Num ambiente descontraído e muito participativo, a atividade assumiu a forma de um verdadeiro atelier criativo, onde a expressão artística se colocou ao serviço da comunicação. Através da experimentação, da composição visual e da organização da informação, os alunos compreenderam que o modo como uma notícia é apresentada influencia a forma como é lida, interpretada e valorizada pelo público.
A biblioteca escolar e a professora de Artes Visuais desempenharam um papel fundamental na preparação e articulação desta iniciativa, promovendo o diálogo entre diferentes áreas curriculares e estabelecendo uma ponte entre as Artes, o Português, a Cidadania e Desenvolvimento e a Educação para os Media.
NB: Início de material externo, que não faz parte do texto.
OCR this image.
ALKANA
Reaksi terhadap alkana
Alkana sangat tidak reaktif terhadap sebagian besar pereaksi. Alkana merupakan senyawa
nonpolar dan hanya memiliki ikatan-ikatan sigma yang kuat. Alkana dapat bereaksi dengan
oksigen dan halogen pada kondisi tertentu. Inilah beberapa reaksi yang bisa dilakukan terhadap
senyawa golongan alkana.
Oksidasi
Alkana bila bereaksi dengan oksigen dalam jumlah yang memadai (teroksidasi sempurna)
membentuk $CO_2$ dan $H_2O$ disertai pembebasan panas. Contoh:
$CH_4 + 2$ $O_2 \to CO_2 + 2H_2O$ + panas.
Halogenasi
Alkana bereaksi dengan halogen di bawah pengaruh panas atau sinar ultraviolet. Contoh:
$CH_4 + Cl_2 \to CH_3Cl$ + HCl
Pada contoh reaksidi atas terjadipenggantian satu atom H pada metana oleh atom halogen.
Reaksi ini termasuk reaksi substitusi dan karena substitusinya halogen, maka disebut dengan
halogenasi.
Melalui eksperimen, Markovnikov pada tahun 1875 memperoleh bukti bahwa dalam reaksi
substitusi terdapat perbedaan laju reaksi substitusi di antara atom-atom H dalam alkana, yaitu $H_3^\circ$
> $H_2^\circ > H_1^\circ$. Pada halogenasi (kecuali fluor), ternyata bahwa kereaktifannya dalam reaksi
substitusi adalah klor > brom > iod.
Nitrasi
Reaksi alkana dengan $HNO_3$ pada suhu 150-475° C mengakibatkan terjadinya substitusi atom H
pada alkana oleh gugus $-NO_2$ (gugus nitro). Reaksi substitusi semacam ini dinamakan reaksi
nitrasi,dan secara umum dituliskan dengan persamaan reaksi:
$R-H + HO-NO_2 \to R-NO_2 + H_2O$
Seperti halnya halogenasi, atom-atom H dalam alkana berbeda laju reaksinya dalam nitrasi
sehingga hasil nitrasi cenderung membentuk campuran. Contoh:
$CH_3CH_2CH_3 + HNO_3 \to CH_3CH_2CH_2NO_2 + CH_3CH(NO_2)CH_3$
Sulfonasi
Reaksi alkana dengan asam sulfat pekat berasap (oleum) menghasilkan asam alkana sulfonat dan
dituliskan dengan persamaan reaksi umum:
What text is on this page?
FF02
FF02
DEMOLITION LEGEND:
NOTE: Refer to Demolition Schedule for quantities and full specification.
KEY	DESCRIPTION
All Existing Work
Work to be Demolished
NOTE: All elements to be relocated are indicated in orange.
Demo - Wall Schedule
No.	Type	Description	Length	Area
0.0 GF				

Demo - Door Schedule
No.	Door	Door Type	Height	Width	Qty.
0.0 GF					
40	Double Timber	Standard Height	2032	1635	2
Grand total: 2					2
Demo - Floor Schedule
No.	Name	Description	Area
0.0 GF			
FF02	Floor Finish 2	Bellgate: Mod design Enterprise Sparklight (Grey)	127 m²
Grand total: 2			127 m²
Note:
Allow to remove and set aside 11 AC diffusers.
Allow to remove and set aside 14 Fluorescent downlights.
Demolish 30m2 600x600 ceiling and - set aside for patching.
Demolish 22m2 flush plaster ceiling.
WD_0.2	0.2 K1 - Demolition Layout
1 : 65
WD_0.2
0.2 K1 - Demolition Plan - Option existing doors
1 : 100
Esta colaboração permitiu integrar competências de leitura crítica da informação, comunicação visual, criatividade e pensamento crítico numa experiência de aprendizagem rica e significativa.
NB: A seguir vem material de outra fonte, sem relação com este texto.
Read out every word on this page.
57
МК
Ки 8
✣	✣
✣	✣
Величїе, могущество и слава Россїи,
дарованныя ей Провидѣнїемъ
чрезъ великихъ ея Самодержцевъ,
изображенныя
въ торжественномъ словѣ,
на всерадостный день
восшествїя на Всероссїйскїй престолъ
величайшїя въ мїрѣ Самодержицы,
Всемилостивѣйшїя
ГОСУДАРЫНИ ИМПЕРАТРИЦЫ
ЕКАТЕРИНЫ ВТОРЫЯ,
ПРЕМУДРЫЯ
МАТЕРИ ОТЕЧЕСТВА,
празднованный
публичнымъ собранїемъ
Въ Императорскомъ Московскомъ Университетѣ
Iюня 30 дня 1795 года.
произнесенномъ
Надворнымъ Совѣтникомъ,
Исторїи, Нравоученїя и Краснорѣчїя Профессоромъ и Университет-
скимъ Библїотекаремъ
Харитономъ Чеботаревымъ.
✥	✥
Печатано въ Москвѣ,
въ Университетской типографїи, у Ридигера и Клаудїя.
Ao longo da sessão, os alunos tiveram ainda oportunidade de contactar com um importante espaço cultural da cidade, conhecendo de perto um património documental de enorme valor histórico. A Biblioteca dos Periódicos revelou-se um lugar privilegiado para compreender a evolução da imprensa portuguesa e o papel desempenhado pelos jornais na construção da memória coletiva e da opinião pública.
Mais do que aprender a construir uma primeira página, os participantes refletiram sobre questões essenciais da atualidade: como se escolhem as notícias? O que faz uma manchete captar a atenção? Que responsabilidade têm os jornalistas na seleção da informação? Como podem as imagens influenciar a leitura de um acontecimento?
Estas questões constituíram o ponto de partida para um exercício de educação para os media que incentivou os alunos a olhar para os jornais — impressos e digitais — de forma mais consciente, crítica e informada.
A alegria, o entusiasmo e o espírito colaborativo que marcaram toda a oficina demonstraram, uma vez mais, que aprender pode ser uma experiência criativa, participativa e motivadora. Ao trabalhar em pequenos grupos, trocar ideias e construir coletivamente as suas páginas de jornal, os alunos desenvolveram competências de comunicação, cooperação, resolução de problemas e expressão artística, num ambiente de verdadeira oficina de criação.
Com iniciativas como esta, a biblioteca escolar continua a afirmar-se como um espaço de encontro entre leitura, informação, arte e cidadania, aproximando os alunos dos meios de comunicação social e promovendo uma relação mais consciente com a informação que diariamente circula na sociedade. Porque formar leitores críticos é também formar cidadãos capazes de interpretar, questionar e comunicar o mundo que os rodeia — e, quem sabe, imaginar aquele que ainda está por escrever.